Baunatal. Die Mietverträge sind unterzeichnet, jetzt können die Mieter des Begegnungszentrums in der Baunataler Innenstadt loslegen und das Gebäude mit Leben füllen.

Bürgermeister Manfred Schaub (SPD), Stadträtin Silke Engler und der Vorstandsvorsitzende der Baunataler Diakonie Kassel (BDKS), Pfarrer Joachim Bertelmann, besiegelten die Verträge mit ihren Unterschriften. Die BDKS ist Hauptmieter und Betreiber des Zentrums.

Als Untermieter zeichneten Vertreter der evangelischen Kirchengemeinde Altenbauna, der Diakoniestationen und der Bäckerei Döhne die Verträge ab.

Die BDKS wolle in der Begegnungsstätte ein breites Angebot für die Bereiche Arbeit, Wohnen und Freizeit unterbreiten, so Bertelmann. „Unser Ziel ist es, Teilhabe an der Gesellschaft zu ermöglichen und gleichzeitig zu dokumentieren, wie bunt und vielfältig wir sind“, sagte der Vorstandsvorsitzende.

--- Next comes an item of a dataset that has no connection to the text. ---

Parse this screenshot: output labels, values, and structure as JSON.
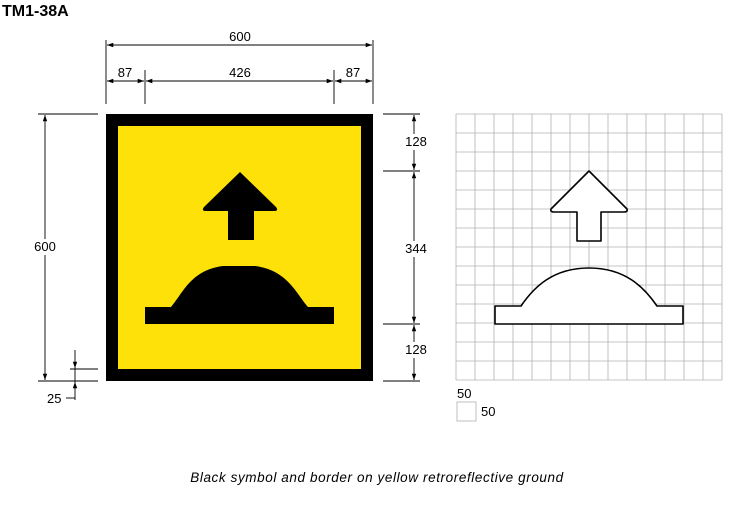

Die evangelische Kirchengemeinde Baunatal-Altenbauna verlegt ihr Kirchenzentrum in die Begegnungsstätte. Es wird Heimat vieler verschiedener Gemeindegruppen und -angebote sein. Dazu gehören beispielsweise Sprachkurse sowie ein Kinderkleiderladen. Das Thema Pflege wollen die Diakoniestationen mit ihrem Einzug in das Gebäude in der Mitte der Stadt in den Fokus rücken.

Modernes Ambiente

Ein Treffpunkt für alle Baunataler soll das Café Döhne werden. Bäckermeister Ralf Döhne möchte in modernem Ambiente neben Kaffee und Backwaren auch einen Mittagstisch mit Speisen zum kleinen Preis anbieten. Döhne freut sich besonders auf den Außenbereich des Cafés, der in Richtung Marktplatz liegt. 40 Sitzplätze an der Sonne wird es dort ab Anfang Mai geben. Ob der 1. Mai als Eröffnungstermin gehalten werden kann, sei nicht klar, sagte Döhne, denn es gebe noch ein paar bauliche Schwierigkeiten.

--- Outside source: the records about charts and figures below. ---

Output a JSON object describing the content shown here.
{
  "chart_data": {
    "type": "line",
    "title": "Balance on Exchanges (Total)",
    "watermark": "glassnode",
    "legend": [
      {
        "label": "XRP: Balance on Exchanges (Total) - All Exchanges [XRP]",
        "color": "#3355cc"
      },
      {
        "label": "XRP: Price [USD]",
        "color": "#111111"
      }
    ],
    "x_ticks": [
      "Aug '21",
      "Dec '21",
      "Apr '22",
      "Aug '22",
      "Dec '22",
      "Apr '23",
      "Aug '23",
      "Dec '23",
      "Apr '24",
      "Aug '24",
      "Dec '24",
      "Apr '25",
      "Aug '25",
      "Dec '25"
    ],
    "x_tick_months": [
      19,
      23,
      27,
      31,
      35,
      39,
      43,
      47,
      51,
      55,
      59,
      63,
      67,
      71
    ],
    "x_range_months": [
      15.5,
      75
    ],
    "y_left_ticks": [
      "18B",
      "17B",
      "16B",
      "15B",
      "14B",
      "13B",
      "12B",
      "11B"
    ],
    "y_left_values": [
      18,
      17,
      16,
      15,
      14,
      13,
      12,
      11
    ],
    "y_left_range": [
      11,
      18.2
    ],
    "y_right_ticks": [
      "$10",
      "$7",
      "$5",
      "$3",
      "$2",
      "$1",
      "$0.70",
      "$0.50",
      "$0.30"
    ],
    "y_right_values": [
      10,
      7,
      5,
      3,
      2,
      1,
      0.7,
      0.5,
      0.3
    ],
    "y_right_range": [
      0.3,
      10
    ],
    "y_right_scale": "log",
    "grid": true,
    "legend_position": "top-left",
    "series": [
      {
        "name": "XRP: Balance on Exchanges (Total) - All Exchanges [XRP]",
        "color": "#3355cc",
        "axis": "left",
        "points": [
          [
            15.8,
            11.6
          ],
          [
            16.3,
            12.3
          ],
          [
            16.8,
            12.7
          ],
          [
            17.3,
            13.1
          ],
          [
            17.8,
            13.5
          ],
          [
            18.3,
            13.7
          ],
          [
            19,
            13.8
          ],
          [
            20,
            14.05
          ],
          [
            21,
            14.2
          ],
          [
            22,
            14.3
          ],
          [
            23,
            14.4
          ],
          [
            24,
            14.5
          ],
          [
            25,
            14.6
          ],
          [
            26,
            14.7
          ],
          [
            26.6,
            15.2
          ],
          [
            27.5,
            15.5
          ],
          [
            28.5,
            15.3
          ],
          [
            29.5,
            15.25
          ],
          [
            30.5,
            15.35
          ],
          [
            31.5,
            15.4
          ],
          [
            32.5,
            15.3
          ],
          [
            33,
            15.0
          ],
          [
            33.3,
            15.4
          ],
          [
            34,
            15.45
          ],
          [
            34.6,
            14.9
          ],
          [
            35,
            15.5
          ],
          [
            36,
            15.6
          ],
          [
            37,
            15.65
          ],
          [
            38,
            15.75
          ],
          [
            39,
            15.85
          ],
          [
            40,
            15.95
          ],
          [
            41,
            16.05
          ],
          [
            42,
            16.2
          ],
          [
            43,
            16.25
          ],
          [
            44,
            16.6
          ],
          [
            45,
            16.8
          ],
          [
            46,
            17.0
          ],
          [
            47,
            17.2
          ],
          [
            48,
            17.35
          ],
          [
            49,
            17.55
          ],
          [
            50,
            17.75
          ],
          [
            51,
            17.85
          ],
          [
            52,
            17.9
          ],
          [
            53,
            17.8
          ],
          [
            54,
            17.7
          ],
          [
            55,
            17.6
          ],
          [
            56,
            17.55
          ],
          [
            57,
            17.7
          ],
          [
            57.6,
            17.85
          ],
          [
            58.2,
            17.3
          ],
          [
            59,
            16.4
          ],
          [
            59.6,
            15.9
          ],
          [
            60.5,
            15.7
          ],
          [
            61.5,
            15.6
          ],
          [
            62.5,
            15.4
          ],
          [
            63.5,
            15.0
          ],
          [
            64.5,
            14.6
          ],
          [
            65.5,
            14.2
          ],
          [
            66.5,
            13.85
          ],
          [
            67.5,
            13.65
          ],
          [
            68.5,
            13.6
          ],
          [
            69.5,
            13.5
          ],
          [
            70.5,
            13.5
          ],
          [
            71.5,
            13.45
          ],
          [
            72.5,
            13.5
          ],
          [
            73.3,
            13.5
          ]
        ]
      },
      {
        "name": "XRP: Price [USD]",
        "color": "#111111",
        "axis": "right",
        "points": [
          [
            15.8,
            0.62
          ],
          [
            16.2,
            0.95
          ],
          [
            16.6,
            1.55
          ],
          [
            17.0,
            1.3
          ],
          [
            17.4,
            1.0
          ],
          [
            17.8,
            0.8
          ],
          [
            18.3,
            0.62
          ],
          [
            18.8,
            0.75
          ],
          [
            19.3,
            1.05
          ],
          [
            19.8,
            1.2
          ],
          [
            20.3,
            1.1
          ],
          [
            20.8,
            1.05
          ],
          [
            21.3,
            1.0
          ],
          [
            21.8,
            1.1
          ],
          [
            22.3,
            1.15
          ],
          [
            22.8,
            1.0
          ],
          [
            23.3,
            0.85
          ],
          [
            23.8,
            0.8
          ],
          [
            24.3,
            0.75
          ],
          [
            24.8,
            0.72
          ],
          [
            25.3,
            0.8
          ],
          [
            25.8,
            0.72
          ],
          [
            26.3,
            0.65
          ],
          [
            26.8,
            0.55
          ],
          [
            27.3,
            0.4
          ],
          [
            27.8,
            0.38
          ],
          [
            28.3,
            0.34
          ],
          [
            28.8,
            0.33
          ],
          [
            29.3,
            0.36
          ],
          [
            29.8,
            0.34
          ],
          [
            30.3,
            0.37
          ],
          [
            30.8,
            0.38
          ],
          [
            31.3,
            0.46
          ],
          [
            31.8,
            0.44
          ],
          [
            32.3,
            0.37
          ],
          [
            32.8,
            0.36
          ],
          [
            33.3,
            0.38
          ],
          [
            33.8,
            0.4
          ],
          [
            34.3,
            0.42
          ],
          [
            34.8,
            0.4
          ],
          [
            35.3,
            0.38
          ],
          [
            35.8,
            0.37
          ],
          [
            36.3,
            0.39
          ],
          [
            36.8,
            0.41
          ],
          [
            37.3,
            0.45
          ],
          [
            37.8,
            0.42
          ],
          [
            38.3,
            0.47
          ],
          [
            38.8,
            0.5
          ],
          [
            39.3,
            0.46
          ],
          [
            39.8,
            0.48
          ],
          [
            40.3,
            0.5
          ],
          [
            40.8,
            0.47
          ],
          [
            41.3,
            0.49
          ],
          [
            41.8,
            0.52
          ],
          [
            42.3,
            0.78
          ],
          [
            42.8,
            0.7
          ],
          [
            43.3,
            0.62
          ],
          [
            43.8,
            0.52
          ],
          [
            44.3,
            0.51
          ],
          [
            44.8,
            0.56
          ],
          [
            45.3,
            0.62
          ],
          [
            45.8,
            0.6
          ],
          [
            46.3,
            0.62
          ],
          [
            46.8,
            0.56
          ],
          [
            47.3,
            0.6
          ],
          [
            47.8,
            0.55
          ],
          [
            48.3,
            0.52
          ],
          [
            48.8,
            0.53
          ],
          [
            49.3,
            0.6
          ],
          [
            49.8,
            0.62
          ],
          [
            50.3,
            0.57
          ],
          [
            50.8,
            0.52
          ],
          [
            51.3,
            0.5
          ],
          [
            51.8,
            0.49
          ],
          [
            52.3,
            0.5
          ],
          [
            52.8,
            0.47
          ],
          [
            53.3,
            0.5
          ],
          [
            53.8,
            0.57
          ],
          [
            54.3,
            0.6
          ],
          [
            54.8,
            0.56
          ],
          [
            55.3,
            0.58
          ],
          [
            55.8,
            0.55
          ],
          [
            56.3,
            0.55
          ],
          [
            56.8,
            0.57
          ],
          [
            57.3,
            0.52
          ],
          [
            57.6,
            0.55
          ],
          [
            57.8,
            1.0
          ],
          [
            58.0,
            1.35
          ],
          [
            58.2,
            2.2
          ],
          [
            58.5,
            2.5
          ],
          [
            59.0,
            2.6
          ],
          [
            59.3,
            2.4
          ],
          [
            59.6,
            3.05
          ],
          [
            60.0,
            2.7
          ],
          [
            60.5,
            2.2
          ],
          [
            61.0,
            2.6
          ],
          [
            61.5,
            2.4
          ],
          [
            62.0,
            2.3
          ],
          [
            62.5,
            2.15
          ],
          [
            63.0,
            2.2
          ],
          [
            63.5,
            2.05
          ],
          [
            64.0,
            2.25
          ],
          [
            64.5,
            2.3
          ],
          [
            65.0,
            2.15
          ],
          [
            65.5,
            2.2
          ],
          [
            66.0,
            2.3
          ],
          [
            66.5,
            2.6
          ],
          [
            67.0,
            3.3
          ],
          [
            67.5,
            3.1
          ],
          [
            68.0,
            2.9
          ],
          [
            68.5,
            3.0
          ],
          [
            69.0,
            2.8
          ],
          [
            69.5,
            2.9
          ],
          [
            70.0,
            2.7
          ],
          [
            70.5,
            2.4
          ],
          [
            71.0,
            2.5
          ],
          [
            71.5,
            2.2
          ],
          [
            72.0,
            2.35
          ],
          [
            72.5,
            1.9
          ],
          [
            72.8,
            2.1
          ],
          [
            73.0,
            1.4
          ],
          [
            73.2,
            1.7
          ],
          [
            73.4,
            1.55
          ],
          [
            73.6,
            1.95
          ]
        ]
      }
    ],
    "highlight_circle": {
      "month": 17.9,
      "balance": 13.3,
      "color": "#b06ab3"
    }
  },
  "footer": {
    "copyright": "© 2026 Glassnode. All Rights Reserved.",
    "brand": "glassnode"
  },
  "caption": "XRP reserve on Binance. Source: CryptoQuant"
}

Der 2,6 Millionen Euro teure Umbau des alten Postgebäudes zu einem Begegnungszentrum für Menschen mit und ohne Behinderungen hatte im Februar 2013 begonnen. Die Stätte ist Bestandteil der Modernisierung der Innenstadt. Damit verbunden ist auch die Umgestaltung der angrenzenden Postgasse und des Posthofes an der Marktstraße zu einem barrierefreien und attraktiven Stadteingang. Bürgermeister Schaub kündigte zudem an, dass im Zuge des Umbaus des Parkplatzes Marktstraße ein Fußgängerstreifen angelegt werde, der den Weg in die Fußgängerzone weise.

Derzeit werden die letzten Arbeiten am Gebäude verrichtet. Am 16. Mai sollen die Schlüssel des Zentrums dann offiziell übergeben werden. Der Betrieb soll aber planmäßig bereits Anfang Mai aufgenommen werden.